My current conclusion for this: 169b0e57ebda14c47f159823ea57c1971f713121

That class is a real oddball. The first thing that stands out, the type template parameter is not used. It's not really a type at all, but more of a factory for producing types derived from Exception. There is no constructor that takes a py::handle and checks if the object is actually derived from Exception. Therefore it cannot be an argument of a wrapped function:

m.def("pass_exception_void", [](const py::exception<void>&) {}); // Does not compile.  
pytypes.h:459:36: error: could not convert ‘{h, pybind11::object::borrowed_t()}’ from ‘<brace-enclosed initializer list>’ to ‘pybind11::exception<void>’
  459 |     return {h, object::borrowed_t{}};

It can only appear as a return type, but without subversive steps only to return a newly created type, which fails at runtime. See added test.

I believe it's good that Annotated[...] appears in the error. I wouldn't want to suggest this is the right way to go, by working to produce something different.

rwgk commented 8 months ago

@sizmailov Unless you have more suggestions, I'll stop working on this now, waiting for feedback from the stubgen side.

I think this PR only makes sense if there are cooperating changes in stubgen.

rwgk commented 6 months ago

@sizmailov I'm interested in your opinion regarding d14d91e02afba4046c9a899ad47a20220ac1f1a5, could you please take a look?

The main idea is to remove the handle_type_name default implementation, to enforce that all types are explicitly specialized, to guard against oversights.

That generates the question: What do we actually want in the added specializations? — I'm not sure, any advice is appreciated.

rwgk commented 6 months ago

Logging the results of a simple experiment: Google global testing with the current version of this PR:

(Internal test ID: OCL:593010609:BASE:593028799:1703228284011:fdcd5c9a)

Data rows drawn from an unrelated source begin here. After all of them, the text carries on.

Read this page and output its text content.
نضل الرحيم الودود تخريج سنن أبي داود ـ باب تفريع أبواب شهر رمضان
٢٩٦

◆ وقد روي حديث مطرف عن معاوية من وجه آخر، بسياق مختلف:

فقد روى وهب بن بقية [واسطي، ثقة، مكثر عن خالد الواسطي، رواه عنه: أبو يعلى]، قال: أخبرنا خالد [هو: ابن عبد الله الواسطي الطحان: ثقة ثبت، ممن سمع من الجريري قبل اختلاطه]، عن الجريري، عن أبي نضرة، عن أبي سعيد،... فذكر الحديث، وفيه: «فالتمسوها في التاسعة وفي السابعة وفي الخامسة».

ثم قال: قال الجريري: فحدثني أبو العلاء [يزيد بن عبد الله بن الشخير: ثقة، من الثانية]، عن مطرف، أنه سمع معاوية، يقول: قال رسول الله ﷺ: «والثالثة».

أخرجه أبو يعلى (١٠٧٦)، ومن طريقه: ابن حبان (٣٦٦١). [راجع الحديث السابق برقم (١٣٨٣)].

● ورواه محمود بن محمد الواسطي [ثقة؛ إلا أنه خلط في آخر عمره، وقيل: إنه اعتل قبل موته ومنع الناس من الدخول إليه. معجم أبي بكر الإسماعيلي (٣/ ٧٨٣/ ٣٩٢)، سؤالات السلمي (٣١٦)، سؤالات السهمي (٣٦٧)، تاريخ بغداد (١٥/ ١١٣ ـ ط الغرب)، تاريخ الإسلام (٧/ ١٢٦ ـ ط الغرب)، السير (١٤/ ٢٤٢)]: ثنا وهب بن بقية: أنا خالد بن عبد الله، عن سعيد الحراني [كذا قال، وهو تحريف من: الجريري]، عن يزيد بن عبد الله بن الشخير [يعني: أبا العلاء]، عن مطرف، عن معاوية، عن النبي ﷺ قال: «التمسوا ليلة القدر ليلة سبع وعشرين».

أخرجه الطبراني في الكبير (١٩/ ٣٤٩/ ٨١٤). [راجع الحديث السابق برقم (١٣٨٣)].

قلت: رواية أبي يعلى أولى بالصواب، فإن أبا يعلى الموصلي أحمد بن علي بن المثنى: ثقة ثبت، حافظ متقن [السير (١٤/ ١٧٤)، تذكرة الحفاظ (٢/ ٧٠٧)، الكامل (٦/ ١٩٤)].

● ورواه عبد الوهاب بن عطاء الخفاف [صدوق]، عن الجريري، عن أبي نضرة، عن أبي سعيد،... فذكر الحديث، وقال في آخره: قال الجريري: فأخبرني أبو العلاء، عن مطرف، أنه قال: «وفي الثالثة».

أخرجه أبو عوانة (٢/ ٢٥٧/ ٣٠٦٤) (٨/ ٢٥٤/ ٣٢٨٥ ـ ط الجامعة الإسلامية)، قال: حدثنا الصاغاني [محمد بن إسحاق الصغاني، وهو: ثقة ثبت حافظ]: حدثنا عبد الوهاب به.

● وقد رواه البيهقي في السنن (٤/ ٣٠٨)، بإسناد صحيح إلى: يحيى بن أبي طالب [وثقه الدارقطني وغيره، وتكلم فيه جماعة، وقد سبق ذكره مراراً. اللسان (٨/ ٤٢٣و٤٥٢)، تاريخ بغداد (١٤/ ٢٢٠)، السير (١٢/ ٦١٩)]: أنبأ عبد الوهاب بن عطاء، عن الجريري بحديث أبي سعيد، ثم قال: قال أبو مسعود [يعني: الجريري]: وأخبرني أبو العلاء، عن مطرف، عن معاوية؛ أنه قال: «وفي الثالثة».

22 build failures (22 unique)

$ grep 'cast.h:1208:32' * | cut -d"'" -f2 | sort | uniq -c
      6 pybind11::detail::handle_type_name<jax::(anonymous namespace)::PjitFunction::pyobject>
      6 pybind11::detail::handle_type_name<jax::PmapFunction::pyobject>
      6 pybind11::detail::handle_type_name<pybind11::enum_<xla::OpSharding_ShardGroupType>>
      6 pybind11::detail::handle_type_name<pybind11::enum_<xla::OpSharding_Type>>
     45 pybind11::detail::handle_type_name<xla::PyArray>

It would probably take a few hours of effort to get those fixed (by adding handle_type_name specializations).

It might be too disruptive to release pybind11 without the handle_type_name default implementation, at least without a transition plan (e.g. first a release with opt-in, later a release changing to opt-out).